I’m in my sixth week of fourteen and I have an outline for what I hope to achieve and a plan for getting there. The data source is very rich and there’s deep science inside our printing physics, so it’s a challenge. We are actually designing our own neutral network architectures.  We’ve done some preliminary tests. So far so good.  
HP: What’s the value of using deep learning here? 
We are trying to predict thermal behavior using models derived from physical sciences. The challenge is that thermal behavior in a 3D printer is incredibly complex. Other HP research teams are running a lot of experiments to help us to uncover the underlying interactions, and thanks to our collaborators in HP’s 3D printing business unit, we have great access to that data. Deep learning allows us to examine all the different data sources and automate the discovery process for the underlying inter-connectivity between different factors. By applying deep learning to the data, we’re hoping to reveal information patterns that allow us to predict thermal behavior and help us to build even more accurate physical models.
HP: What is the biggest challenge you face in doing this work?

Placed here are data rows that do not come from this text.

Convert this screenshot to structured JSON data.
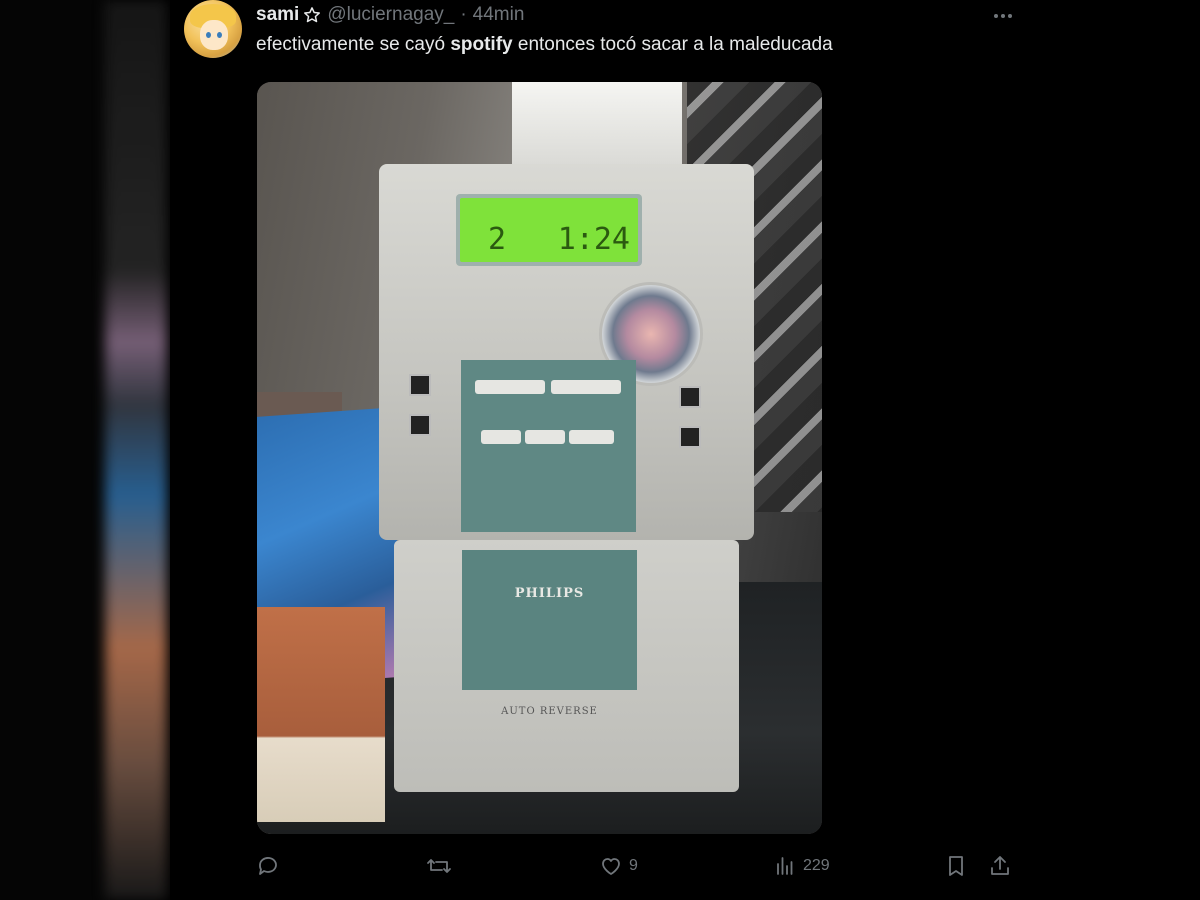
{
  "tweet": {
    "author_name": "sami",
    "author_badge_icon": "star-icon",
    "author_handle": "@luciernagay_",
    "separator": "·",
    "time": "44min",
    "text_before": "efectivamente se cayó ",
    "text_bold": "spotify",
    "text_after": " entonces tocó sacar a la maleducada"
  },
  "media": {
    "lcd_track": "2",
    "lcd_time": "1:24",
    "brand": "PHILIPS",
    "cassette_label": "AUTO REVERSE"
  },
  "actions": {
    "reply_count": "",
    "retweet_count": "",
    "like_count": "9",
    "views_count": "229"
  },
  "colors": {
    "background": "#000000",
    "primary_text": "#e7e9ea",
    "secondary_text": "#71767b",
    "lcd_green": "#7fe23a"
  }
}
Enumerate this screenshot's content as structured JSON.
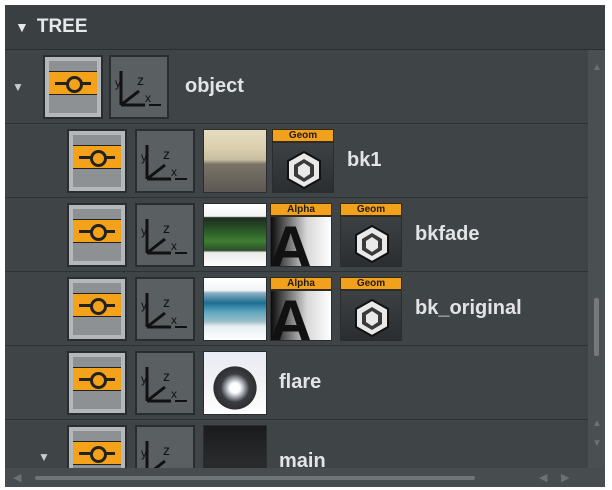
{
  "header": {
    "collapse_icon": "triangle-down-icon",
    "title": "TREE"
  },
  "tree": {
    "rows": [
      {
        "name": "object",
        "thumb": null,
        "tags": []
      },
      {
        "name": "bk1",
        "thumb": "sky",
        "tags": [
          "Geom"
        ]
      },
      {
        "name": "bkfade",
        "thumb": "field",
        "tags": [
          "Alpha",
          "Geom"
        ]
      },
      {
        "name": "bk_original",
        "thumb": "studio",
        "tags": [
          "Alpha",
          "Geom"
        ]
      },
      {
        "name": "flare",
        "thumb": "flare",
        "tags": []
      },
      {
        "name": "main",
        "thumb": "dark",
        "tags": []
      }
    ],
    "axis_letters": {
      "y": "y",
      "z": "z",
      "x": "x"
    }
  },
  "colors": {
    "accent": "#f3a21a",
    "panel": "#3d4245",
    "text": "#e2e4e5"
  }
}
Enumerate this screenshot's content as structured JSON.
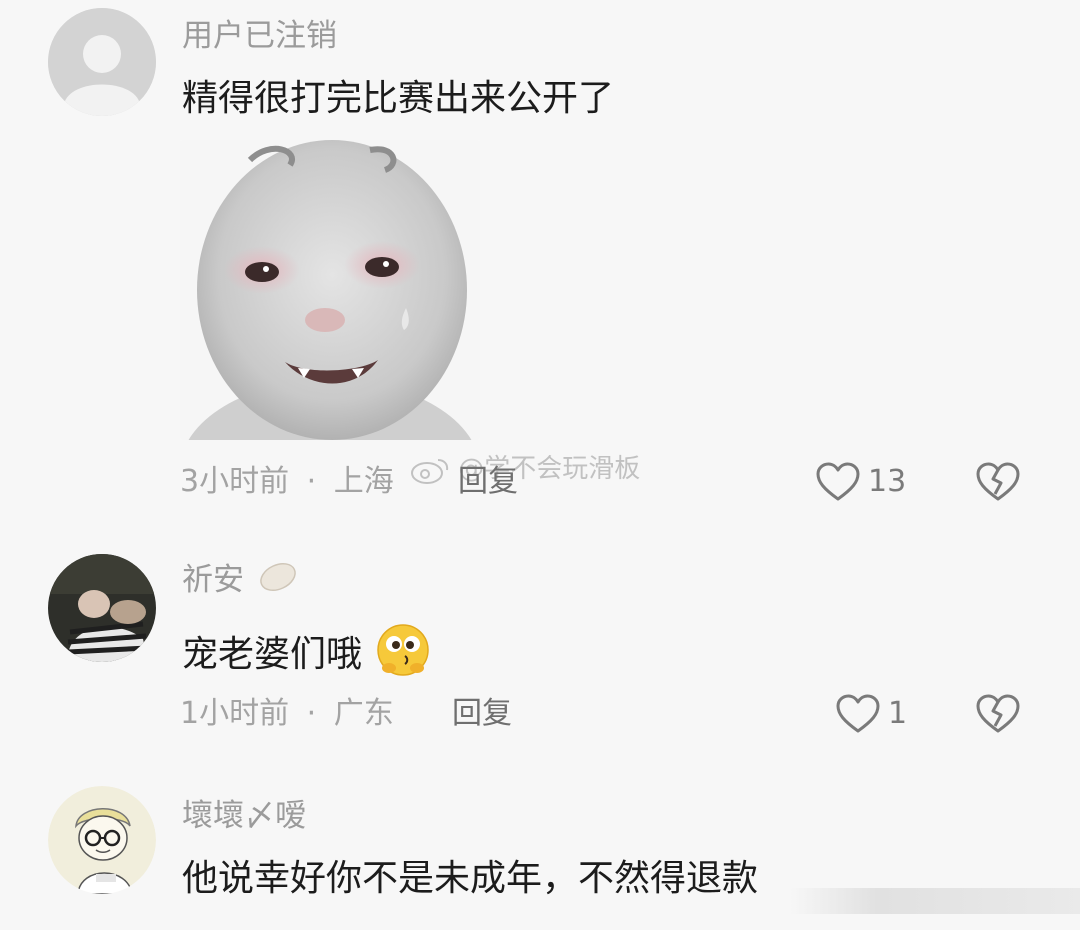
{
  "comments": [
    {
      "username": "用户已注销",
      "text": "精得很打完比赛出来公开了",
      "time": "3小时前",
      "location": "上海",
      "reply_label": "回复",
      "like_count": "13"
    },
    {
      "username": "祈安",
      "text": "宠老婆们哦",
      "time": "1小时前",
      "location": "广东",
      "reply_label": "回复",
      "like_count": "1"
    },
    {
      "username": "壞壞〆嗳",
      "text": "他说幸好你不是未成年，不然得退款"
    }
  ],
  "separator": "·",
  "watermark": "@学不会玩滑板",
  "colors": {
    "background": "#f7f7f7",
    "username": "#9b9b9b",
    "text": "#1c1c1c",
    "meta": "#a3a3a3"
  },
  "icons": {
    "like": "heart-outline-icon",
    "dislike": "broken-heart-icon"
  }
}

Our problem is a bit different from a typical deep learning problem like video prediction, for example. In our case the predictions we come up with have to be very high resolution – at the scale of a prediction per voxel (the 3D equivalent of a pixel). That’s not always something you need in a typical deep learning application - when it can be enough just to be pointed in a better direction. Like most recurrent neutral network problems, we have both tempo and spatial components. Our system is different in that we have external spatial excitations in the form of agent amount data flowing to the printheads. To attack that, our “Big Idea” is to generate a new, scalable network structure. We may write an invention disclosure by the end of summer if we have good results.
HP: How does your HP work relate to your academic research?
My Ph.D. advisor has been collaborating with HP. In fact, he is visiting HP’s 3D printing group in Barcelona next month. My dissertation is looking at ways to improve geometric accuracy, or what we call geometrical fidelity control, in 3D printing. This is one of the leading problems that HP is interested in. I am definitely hoping to continue working with HP Labs after my internship.  I’d love to help some of the ideas we cook up over the summer find their way into products.